A-fib is 21 times more common in patients with a hiatal hernia, because the hiatal hernia can have a direct mechanical effect of pressing against the heart.  Rarely does hiatal hernia truly require surgery. Many bodyworkers and chiropractors do manual manipulations that pull down the hiatal hernia and help restore function.

Data now shows the gut microbiota communicates with the central nervous system (CNS) through neural, endocrine and immune pathways, influencing brain function and behavior.  Supporting the right balance of flora with probiotics, fermented foods and restriction of refined carbohydrates and sugars are a critical part of addressing mood disorders, pain and impaired cognition.

A healthy microbiome has also been found to be critical for proper myelination of neurons (nerve cells) in the prefrontal cortex (think depression, MS, schizophrenia and autism).

Remember that stress lowers digestive secretion of acid, which is crucial for the next steps in digestion: pancreatic enzyme and bile secretion. Chronic deficiency of these digestive factors can lead to small intestine bacteria overgrowth (SIBO).  Other contributing factors are motility disorders, painkillers and ongoing alcohol consumption.

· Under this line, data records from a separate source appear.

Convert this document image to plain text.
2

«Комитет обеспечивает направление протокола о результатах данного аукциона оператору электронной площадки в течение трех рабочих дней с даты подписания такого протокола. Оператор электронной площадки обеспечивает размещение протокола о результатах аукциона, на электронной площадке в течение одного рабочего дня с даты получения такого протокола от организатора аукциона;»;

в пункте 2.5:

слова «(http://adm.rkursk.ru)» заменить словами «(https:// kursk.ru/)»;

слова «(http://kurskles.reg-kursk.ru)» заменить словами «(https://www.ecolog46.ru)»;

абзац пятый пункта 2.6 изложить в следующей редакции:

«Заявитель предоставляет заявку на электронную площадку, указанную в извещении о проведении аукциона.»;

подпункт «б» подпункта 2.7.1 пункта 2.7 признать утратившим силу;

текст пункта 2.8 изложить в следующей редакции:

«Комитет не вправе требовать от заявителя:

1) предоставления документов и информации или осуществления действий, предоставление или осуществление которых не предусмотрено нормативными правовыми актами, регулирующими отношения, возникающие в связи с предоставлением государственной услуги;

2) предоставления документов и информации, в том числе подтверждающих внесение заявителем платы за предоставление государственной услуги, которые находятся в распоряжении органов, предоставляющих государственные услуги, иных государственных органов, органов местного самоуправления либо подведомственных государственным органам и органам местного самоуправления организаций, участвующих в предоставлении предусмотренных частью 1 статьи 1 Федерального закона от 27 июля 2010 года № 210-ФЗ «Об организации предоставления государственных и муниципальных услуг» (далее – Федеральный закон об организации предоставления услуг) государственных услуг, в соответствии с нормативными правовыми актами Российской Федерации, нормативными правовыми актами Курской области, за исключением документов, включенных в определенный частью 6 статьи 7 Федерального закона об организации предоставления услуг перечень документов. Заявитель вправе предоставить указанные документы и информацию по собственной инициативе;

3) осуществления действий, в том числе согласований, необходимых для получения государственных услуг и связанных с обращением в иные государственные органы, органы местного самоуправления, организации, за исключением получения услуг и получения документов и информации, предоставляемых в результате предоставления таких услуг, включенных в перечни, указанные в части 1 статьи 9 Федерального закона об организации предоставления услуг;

Bile acids emulsify cholesterol, dietary fat and fat-soluble vitamins, enabling their absorption. They also facilitate intestinal calcium absorption and modulate pancreatic enzyme secretion and cholecystokinin release, in addition to being potent antimicrobial agents that prevent bacterial overgrowth in the small bowel.

SNP (“snip”) Specifics

SNPs, or single nucleotide polymorphisms, are an amino acid substitution at a specific location on a gene. Genes are like recipes that tell the body what shape to make a protein.  Just like substituting an ingredient in a recipe will result in a different outcome, an amino acid substitution on a gene results in a protein that is shaped a little differently than it otherwise would be.  Everyone has SNPs, or genetic variants, and understanding your specific SNPs can help you be preventative, and even help you find your way back to health.  Dr. Rostenberg discussed some specific SNPs:

FUT2 gene errors can impair gut amino acid synthesis, and have been found to be strongly linked to difficulty absorbing B12 and other nutrients, as well as a decrease in the production of prebiotics (food for probiotics). Lysine and carnitine deficiency are commonly seen with those who have these SNPs. Lysine is needed for production of B6, so this is an additional commonality, and lysine deficiency can make one more prone to viral infections, since lysine inhibits viral replication.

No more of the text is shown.